Nobody can go back to start a new beginning, but anyone can start again today to make a new ending!

It’s really helpful to have a journal. Try to write in it everyday about all, some or just one of these assets that you feel would benefit you today.

                                                    ***********************

Here is a letter I want to share with you, about a woman who talks about her forgiveness, faith and finally letting go of her ex.

I stayed together in my marriage for too long. We were together for 20 years and my home became a combat zone for many of those years. I didn’t want to listen to anyone that I was an abused wife. I truly believed if I kept my faith in him and in my marriage vows he would change but he didn’t, instead emotional, physical, mental and even sexual abuse escalated.

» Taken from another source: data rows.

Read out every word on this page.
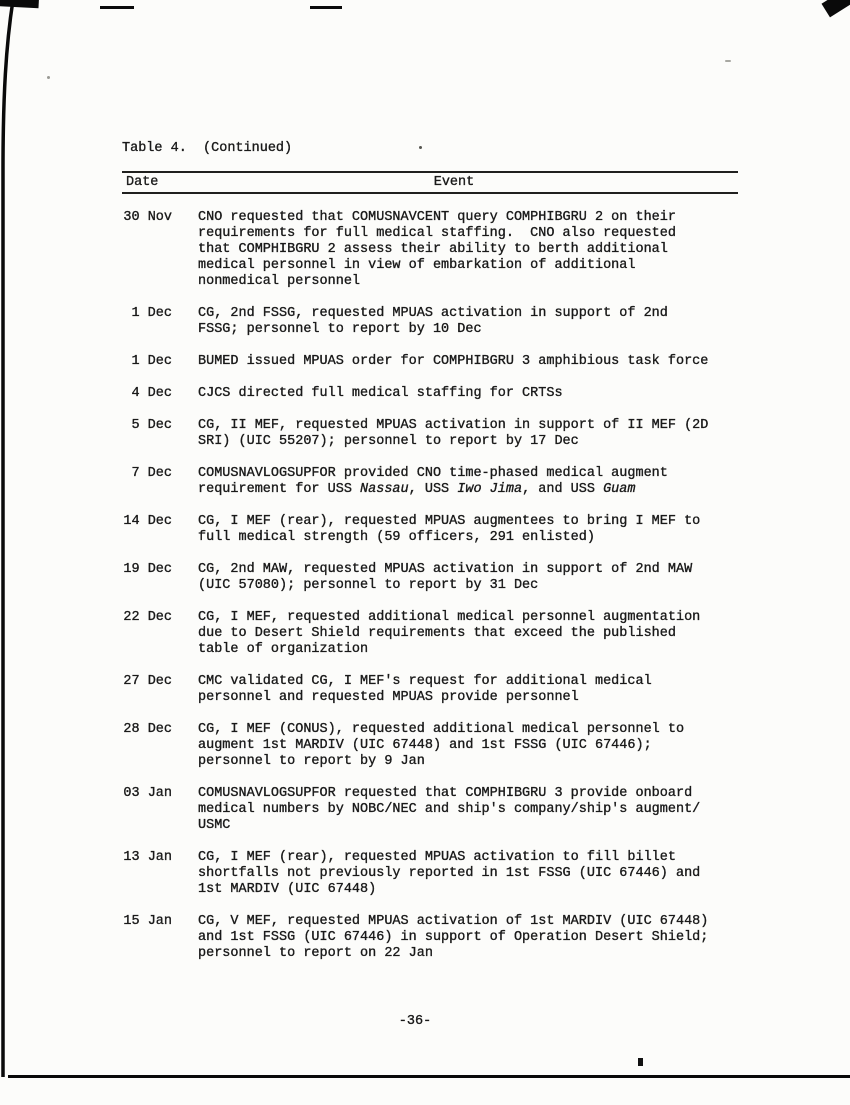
Table 4.  (Continued)
Date	Event
30 Nov CNO requested that COMUSNAVCENT query COMPHIBGRU 2 on their
requirements for full medical staffing.  CNO also requested
that COMPHIBGRU 2 assess their ability to berth additional
medical personnel in view of embarkation of additional
nonmedical personnel
1 Dec CG, 2nd FSSG, requested MPUAS activation in support of 2nd
FSSG; personnel to report by 10 Dec
1 Dec BUMED issued MPUAS order for COMPHIBGRU 3 amphibious task force
4 Dec CJCS directed full medical staffing for CRTSs
5 Dec CG, II MEF, requested MPUAS activation in support of II MEF (2D
SRI) (UIC 55207); personnel to report by 17 Dec
7 Dec COMUSNAVLOGSUPFOR provided CNO time-phased medical augment
requirement for USS Nassau, USS Iwo Jima, and USS Guam
14 Dec CG, I MEF (rear), requested MPUAS augmentees to bring I MEF to
full medical strength (59 officers, 291 enlisted)
19 Dec CG, 2nd MAW, requested MPUAS activation in support of 2nd MAW
(UIC 57080); personnel to report by 31 Dec
22 Dec CG, I MEF, requested additional medical personnel augmentation
due to Desert Shield requirements that exceed the published
table of organization
27 Dec CMC validated CG, I MEF's request for additional medical
personnel and requested MPUAS provide personnel
28 Dec CG, I MEF (CONUS), requested additional medical personnel to
augment 1st MARDIV (UIC 67448) and 1st FSSG (UIC 67446);
personnel to report by 9 Jan
03 Jan COMUSNAVLOGSUPFOR requested that COMPHIBGRU 3 provide onboard
medical numbers by NOBC/NEC and ship's company/ship's augment/
USMC
13 Jan CG, I MEF (rear), requested MPUAS activation to fill billet
shortfalls not previously reported in 1st FSSG (UIC 67446) and
1st MARDIV (UIC 67448)
15 Jan CG, V MEF, requested MPUAS activation of 1st MARDIV (UIC 67448)
and 1st FSSG (UIC 67446) in support of Operation Desert Shield;
personnel to report on 22 Jan
-36-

He would always make me and everyone around say it was my fault and never took fault for himself. He still does to this day. We’ve been separated now for over a year and my life has never been better. I finally found my peace of mind by keeping my faith, but instead of keeping my faith in a man, I found my faith back in God. I stayed for many years because of our 3 children. I never thought a broken marriage was better for the kids than to stay together and weather out the storms, but you are so right. It’s better for the kids to see healthy parents striving for their goals than a house of horrors.

I spent the last year trying to forgive much of what he did for 20 years to me. I do take blame for my part, since after 15 years I started into marijuana abuse and then into alcohol to kill and numb the pain. All it did was make things worse as time went on.

I’ve been clean and sober for a year and my kids see how healthy my lifestyle is and how happy I am doing on my own. My ex and I tried to be friends but I realized recently when he continued to try to smooze me,  all the while he’s living with another woman and then sent something that reminded me of the toxic times we had,  and made me realize I can’t be friends with someone who will still not take responsibility for his actions.

He never spoke all this smoozing with me for 20 years so why now? I know he’s trying what he would do whenever I was close to leaving many times in 20 years, he would make me believe he cared and was somewhat sorry just to reel me in then wham, the cycle started again.

So now I decided to keep my relationship with him to just if must need, about the kids and my kids are teens and an adult so not needing to much communication between us. He still can’t see his wrongdoings and this is why I can never look back and be ‘friends’.

I do pray for him and wish him well, I just know I can’t be a part of his life or I’ll never move forward. As long as my kids are happy and well-adjusted that is all that is really important to me.